Proverbs 31:10 says that a virtuous wife’s “worth is far above rubies” (NKJV). Quite true. These days, they’re about as rare as rubies, if not more so.
That being the case, the converse must also be true: if a virtuous wife is worth more than rubies, then a corrupt wife will cost you everything. In the case of Prince Henry, Duke of Sussex, it cost him the Crown Jewels.
And the family jewels as well, it seems. Prince Harry was a manly ginger warrior-prince—a caddish gadabout with a charming British elan. Now, by all accounts, he’s a house-trained, whipped, kept man—and “man” might be too generous.
Dozens of commentators have made the same point, so I acknowledge I’m not adding much original here. But Harry threw away an important spot in the Royal Family in an exchange for a divorced actress from a broken home.
After being in a play myself, I have a newfound respect for actors. But, let’s face it, it’s a gig that attracts what Z Man colorfully calls “carny folk,” basically dishonest grifters who are really good at playing pretend for a living. It’s hard work, but that doesn’t make it honest work.
Actresses seem particularly wily and temperamental. I once heard Gavin McInnes compare Hollywood to a town populated entirely by annoying high school theatre kids. Now take the volatility and dramatics of an aging actress and saddle that to a prince. It’s a recipe for disaster.

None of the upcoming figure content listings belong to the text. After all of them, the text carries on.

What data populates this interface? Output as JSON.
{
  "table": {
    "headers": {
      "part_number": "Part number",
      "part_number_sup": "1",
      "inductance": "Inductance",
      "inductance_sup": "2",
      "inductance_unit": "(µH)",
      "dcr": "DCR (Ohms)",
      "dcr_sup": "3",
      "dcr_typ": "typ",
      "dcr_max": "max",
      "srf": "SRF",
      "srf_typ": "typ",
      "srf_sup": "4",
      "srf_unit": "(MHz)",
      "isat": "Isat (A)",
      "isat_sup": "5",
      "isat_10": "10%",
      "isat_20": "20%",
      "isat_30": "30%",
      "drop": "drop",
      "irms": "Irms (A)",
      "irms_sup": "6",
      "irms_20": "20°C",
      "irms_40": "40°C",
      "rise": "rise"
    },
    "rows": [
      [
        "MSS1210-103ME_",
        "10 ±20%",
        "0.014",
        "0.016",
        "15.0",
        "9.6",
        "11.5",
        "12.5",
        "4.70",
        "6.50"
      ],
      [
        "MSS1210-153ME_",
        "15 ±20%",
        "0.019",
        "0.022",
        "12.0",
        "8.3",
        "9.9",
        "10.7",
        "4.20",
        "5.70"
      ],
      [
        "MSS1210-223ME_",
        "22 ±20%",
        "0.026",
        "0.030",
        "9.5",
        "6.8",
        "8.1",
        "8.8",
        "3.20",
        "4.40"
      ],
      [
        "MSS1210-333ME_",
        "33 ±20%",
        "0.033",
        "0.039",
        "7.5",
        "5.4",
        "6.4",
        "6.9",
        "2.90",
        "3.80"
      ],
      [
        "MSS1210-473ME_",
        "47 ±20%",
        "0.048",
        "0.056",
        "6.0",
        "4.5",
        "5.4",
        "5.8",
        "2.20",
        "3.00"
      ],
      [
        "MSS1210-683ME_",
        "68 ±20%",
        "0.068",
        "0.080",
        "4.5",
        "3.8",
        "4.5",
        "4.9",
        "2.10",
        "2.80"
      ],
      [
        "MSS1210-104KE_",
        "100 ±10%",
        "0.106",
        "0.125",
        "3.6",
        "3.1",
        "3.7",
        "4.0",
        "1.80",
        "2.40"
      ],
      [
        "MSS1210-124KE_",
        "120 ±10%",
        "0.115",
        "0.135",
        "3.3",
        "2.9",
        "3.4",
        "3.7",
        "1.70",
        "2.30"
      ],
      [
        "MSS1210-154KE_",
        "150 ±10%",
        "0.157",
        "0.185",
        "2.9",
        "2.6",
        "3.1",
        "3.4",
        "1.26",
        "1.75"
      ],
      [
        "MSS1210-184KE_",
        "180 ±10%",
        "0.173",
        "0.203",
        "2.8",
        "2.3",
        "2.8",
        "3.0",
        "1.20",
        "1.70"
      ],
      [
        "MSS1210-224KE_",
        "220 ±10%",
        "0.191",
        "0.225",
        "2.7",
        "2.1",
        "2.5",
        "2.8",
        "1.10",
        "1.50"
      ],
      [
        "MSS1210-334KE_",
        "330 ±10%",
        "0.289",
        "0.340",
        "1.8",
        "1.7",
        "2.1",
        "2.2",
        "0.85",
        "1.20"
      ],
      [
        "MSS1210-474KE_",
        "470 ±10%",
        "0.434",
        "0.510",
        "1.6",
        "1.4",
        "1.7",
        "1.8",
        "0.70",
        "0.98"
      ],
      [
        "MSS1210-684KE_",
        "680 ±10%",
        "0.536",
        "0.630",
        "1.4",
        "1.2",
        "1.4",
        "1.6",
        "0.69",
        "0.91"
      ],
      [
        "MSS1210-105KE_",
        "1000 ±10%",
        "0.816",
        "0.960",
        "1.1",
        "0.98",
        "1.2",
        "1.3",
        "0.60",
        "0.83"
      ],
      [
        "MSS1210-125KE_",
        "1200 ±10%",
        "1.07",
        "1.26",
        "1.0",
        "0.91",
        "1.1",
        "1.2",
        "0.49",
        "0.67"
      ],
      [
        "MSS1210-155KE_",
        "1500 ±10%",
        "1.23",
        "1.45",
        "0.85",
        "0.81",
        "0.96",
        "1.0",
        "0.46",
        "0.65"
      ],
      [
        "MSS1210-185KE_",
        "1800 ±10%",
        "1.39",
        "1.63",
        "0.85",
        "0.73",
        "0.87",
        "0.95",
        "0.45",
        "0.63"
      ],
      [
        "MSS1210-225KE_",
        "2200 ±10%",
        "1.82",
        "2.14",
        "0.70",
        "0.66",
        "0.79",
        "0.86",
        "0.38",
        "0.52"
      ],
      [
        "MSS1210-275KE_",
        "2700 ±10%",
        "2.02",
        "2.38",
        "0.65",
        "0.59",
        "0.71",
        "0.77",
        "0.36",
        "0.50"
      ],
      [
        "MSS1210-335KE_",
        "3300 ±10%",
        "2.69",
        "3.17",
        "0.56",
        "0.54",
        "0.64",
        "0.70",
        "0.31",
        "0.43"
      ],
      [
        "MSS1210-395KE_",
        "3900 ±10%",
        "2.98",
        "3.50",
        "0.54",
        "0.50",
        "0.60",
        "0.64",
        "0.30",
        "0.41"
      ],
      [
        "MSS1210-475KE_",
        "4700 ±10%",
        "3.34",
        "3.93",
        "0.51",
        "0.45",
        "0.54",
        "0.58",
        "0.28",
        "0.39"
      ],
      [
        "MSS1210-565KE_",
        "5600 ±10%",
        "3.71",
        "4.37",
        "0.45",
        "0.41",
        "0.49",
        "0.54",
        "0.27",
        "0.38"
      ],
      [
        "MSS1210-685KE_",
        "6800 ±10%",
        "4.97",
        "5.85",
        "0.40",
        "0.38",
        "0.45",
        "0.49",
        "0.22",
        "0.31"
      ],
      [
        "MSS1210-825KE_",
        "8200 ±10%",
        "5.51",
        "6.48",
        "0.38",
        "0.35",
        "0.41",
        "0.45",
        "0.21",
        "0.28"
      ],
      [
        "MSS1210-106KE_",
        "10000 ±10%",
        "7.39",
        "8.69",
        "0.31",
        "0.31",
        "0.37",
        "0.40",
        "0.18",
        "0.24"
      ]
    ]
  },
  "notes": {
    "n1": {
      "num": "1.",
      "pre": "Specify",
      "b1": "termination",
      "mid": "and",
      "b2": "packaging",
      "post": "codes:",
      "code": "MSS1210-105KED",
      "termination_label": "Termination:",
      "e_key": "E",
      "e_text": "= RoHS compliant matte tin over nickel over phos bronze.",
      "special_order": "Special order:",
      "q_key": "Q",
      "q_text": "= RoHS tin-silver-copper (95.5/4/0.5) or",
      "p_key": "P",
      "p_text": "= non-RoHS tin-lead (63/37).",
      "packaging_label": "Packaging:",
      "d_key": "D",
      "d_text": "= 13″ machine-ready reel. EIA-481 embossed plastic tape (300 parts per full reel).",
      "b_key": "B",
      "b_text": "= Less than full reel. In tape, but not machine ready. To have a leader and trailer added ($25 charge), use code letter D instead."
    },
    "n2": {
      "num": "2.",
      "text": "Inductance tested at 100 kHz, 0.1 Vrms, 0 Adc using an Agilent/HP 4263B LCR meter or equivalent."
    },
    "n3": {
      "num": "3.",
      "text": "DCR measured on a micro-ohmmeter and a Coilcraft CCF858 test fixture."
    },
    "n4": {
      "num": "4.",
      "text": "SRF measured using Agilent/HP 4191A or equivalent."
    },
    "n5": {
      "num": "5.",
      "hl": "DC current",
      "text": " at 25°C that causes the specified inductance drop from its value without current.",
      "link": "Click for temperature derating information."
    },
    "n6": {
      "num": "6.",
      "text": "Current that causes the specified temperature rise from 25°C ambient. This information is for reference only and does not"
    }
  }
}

Meghan Markle’s motivation is unclear, but that’s probably because we’re normal people. The British monarchy is an institution grounded in order and tradition; Meghan Markle is a rootless professional drifter with tenuous family ties who managed to get her hooks into a hapless Harry.
Maybe Harry could have taken a firm hand (not literally, geeze) with his wife and lifted the shiftless princess to the level of a royalty. Hard experience suggests otherwise, as do actual events. 2 Corinthians 6:14 cautions against believers “yoking” themselves to unbelievers, because the two pull against each other. Typically, the believer succumbs to the unbelief of his partner, rather than the other way around.
The lesson of that passage can be applied more broadly. Prince Harry had no business marrying a Hollywood strumpet, even if she is kind of a babe. His brother, Prince William, got it absolutely right: he married a girl with a great deal of personal integrity and inherent royalty—a true Proverbs 31 woman, by all accounts.
The lesson should be clear for us, too, especially Christians. Yeah, the hipster girls next door are enticing, but they will make your life miserable (no one wants to deal with all that patchouli and such anyway). A good woman is more precious than rubies. What makes her a princess is her integrity and faithfulness, not marrying the right ginger.
Let’s hope Prince Harry can get a handle on his marriage. He got himself into this mess, but I still sympathize with him. Let this be a warning to all of us to avoid floozies at all cost.